Zwar bewerteten die Rechtsanwälte Öcalans das Urteil insgesamt
als positiv. Dennoch bemängelten sie es teilweise als ungenügend.
Denn in einem zentralen Beschwerdepunkt, den rechtswidrigen Umständen
der Entführung Abdullah Öcalans, hat der Gerichtshof nicht
der Beschwerde entsprochen. Dies war jedoch für die Beschwerdeführung
von herausragender Bedeutung. Denn erst die widerrechtliche Verschleppung
Öcalans durch den amerikanischen Geheimdienst CIA hatte die
Auslieferung des Kurdenführers an die Türkei ermöglicht,
was wiederum zu dem Schauprozess auf der türkischen Gefängnisinsel
Imrali führte, über dessen Verlauf die Straßburger
Richter zu urteilen hatten. So sind die damit verbundenen Umstände
und einhergegangenen Rechtsbrüche immer noch strittig. Nach
Meinung der Beschwerdeführung wurde bei der Urteilsfindung
der gesamtgesellschaftliche Rahmen nicht genügend berücksichtigt,
der dem beanstandeten Verfahren gegen Öcalan zu Grunde lag.
Zwar ist eine Beschwerde vor dem Europäischen Gerichtshof nur
als Individualbeschwerde zulässig, eine völlige Außerachtlassung
des gesellschaftlichen und politischen Kontextes ist aber zu mindest
juristisch fraglich. Zweifelsohne ist Abdullah Öcalan ein Individuum,
gleichzeitig aber ist er auch das Produkt eines Konfliktes, für
den er im Imraliverfahren einseitig persönlich verantwortlich
gemacht wurde.
Dieser ist jedoch immer noch nicht gelöst. Eine Lösung
scheint auch nicht in Sicht. Vielmehr steuert derzeit der türkisch-kurdische
Konflikt auf eine erneute Eskalation zu. Täglich berichten
die Medien von Gefechten zwischen der türkischen Armee und
der kurdischen Guerilla. Die Zahl der Getöteten und Verletzten
erhöht sich beständig.

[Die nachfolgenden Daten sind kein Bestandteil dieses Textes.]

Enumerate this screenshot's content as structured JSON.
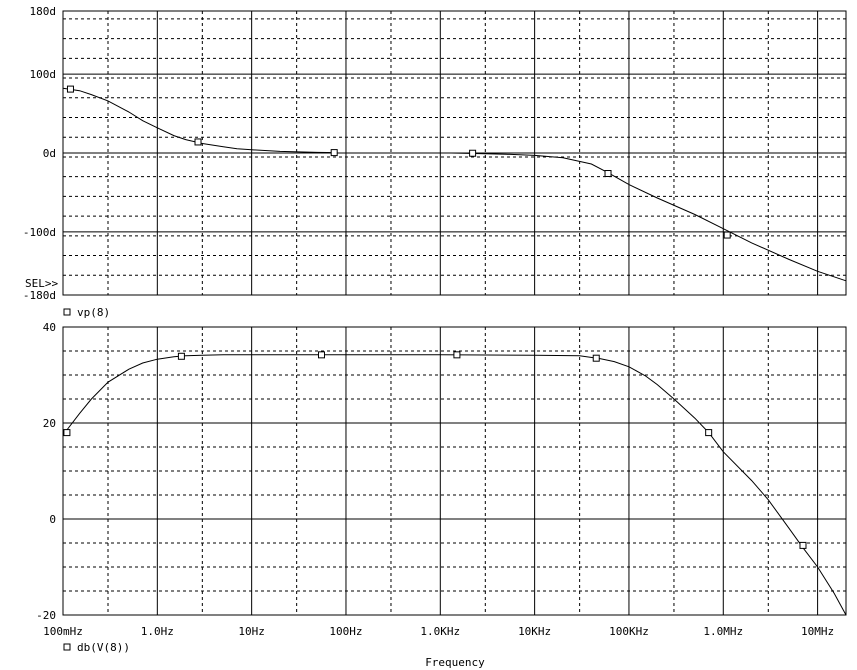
{
  "chart_data": [
    {
      "type": "line",
      "xscale": "log",
      "xlim": [
        0.1,
        20000000
      ],
      "ylim": [
        -180,
        180
      ],
      "ytick_values": [
        180,
        100,
        0,
        -100,
        -180
      ],
      "ytick_labels": [
        "180d",
        "100d",
        "0d",
        "-100d",
        "-180d"
      ],
      "minor_y_step": 25,
      "grid": true,
      "selection_marker": "SEL>>",
      "series": [
        {
          "name": "vp(8)",
          "segments": [
            {
              "x": [
                0.1,
                0.15,
                0.2,
                0.3,
                0.5,
                0.7,
                1.0,
                1.5,
                2.0,
                3.0,
                5.0,
                7.0,
                10,
                20,
                50,
                80
              ],
              "y": [
                82,
                79,
                74,
                66,
                52,
                41,
                32,
                22,
                17,
                12,
                8,
                5.5,
                4,
                2,
                0.8,
                0.5
              ]
            },
            {
              "x": [
                1300,
                2000,
                5000,
                10000,
                20000,
                40000,
                60000,
                100000,
                200000,
                500000,
                1000000,
                2000000,
                5000000,
                10000000,
                20000000
              ],
              "y": [
                0,
                -0.5,
                -1.5,
                -3,
                -6,
                -14,
                -25,
                -40,
                -57,
                -78,
                -96,
                -114,
                -135,
                -150,
                -162
              ]
            }
          ],
          "markers": [
            {
              "x": 0.12,
              "y": 81
            },
            {
              "x": 2.7,
              "y": 14
            },
            {
              "x": 75,
              "y": 0.5
            },
            {
              "x": 2200,
              "y": -0.3
            },
            {
              "x": 60000,
              "y": -26
            },
            {
              "x": 1100000,
              "y": -104
            }
          ]
        }
      ]
    },
    {
      "type": "line",
      "xscale": "log",
      "xlim": [
        0.1,
        20000000
      ],
      "ylim": [
        -20,
        40
      ],
      "ytick_values": [
        40,
        20,
        0,
        -20
      ],
      "ytick_labels": [
        "40",
        "20",
        "0",
        "-20"
      ],
      "minor_y_step": 5,
      "grid": true,
      "xtick_labels": [
        "100mHz",
        "1.0Hz",
        "10Hz",
        "100Hz",
        "1.0KHz",
        "10KHz",
        "100KHz",
        "1.0MHz",
        "10MHz"
      ],
      "xtick_values": [
        0.1,
        1,
        10,
        100,
        1000,
        10000,
        100000,
        1000000,
        10000000
      ],
      "xlabel": "Frequency",
      "series": [
        {
          "name": "db(V(8))",
          "x": [
            0.1,
            0.15,
            0.2,
            0.3,
            0.5,
            0.7,
            1.0,
            1.5,
            2.0,
            3.0,
            5.0,
            10,
            100,
            1000,
            10000,
            30000,
            50000,
            70000,
            100000,
            150000,
            200000,
            300000,
            500000,
            700000,
            1000000,
            2000000,
            3000000,
            5000000,
            7000000,
            10000000,
            15000000,
            20000000
          ],
          "y": [
            17.5,
            22,
            25,
            28.5,
            31.2,
            32.5,
            33.3,
            33.8,
            34,
            34.1,
            34.2,
            34.2,
            34.2,
            34.2,
            34.1,
            34,
            33.4,
            32.8,
            31.7,
            29.8,
            28,
            25,
            21,
            18,
            14,
            8,
            4,
            -2,
            -6,
            -10,
            -15.5,
            -20
          ]
        }
      ],
      "markers": [
        {
          "x": 0.11,
          "y": 18
        },
        {
          "x": 1.8,
          "y": 33.9
        },
        {
          "x": 55,
          "y": 34.2
        },
        {
          "x": 1500,
          "y": 34.2
        },
        {
          "x": 45000,
          "y": 33.5
        },
        {
          "x": 700000,
          "y": 18
        },
        {
          "x": 7000000,
          "y": -5.5
        }
      ]
    }
  ],
  "legend": {
    "top": "vp(8)",
    "bottom": "db(V(8))"
  }
}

Trotz des erklärten Friedenswillens
der kurdischen Seite sie bot derweil eine erneute Waffenruhe
an, vorausgesetzt die türkische Armee ist zu Verhandlungen
bereit und erkläre Ihrerseits einen Waffenstillstand
setzen die türkische Regierung und Armee auf die militärische
Option. Ein erneuter Krieg scheint greifbar nahe.
Die immer noch tonangebenden Militärs waren über das Urteil
des Europäischen Gerichtshofs weniger erfreut. Führende
Generäle schlossen eine Wiederaufnahme des Öcalanverfahrens
kategorisch aus. Man könne einen solchen Affront nicht hinnehmen,
so der Heeresgeneral Buyükkanit, da man Konfliktpartei sei.
Was ist dann aber Abdullah Öcalan? Ist er als herausragender
Repräsentant seines Volkes nicht auch Konfliktpartei? Strittig
ist, ob man ihn als Kriegsgefangenen bezeichnen kann. Ein politischer
Gefangener ist er allemal. Der Europäische Gerichtshof für
Menschenrechte ist diesbezüglich in seinem Urteil zu Auffassung
gekommen, dass eine Wiederaufnahme des Öcalanverfahrens die
beste Lösung sei. Abgesehen davon, dass ein erneutes Verfahren
nur eingeschränkt zu einer Lösung des Konfliktes beitragen
kann, ist es mehr als fraglich, ob für Öcalan in der Türkei
überhaupt ein faires Verfahren möglich ist. Die Türkei
selbst ist noch weit von rechtsstaatlichen Verhältnissen entfernt.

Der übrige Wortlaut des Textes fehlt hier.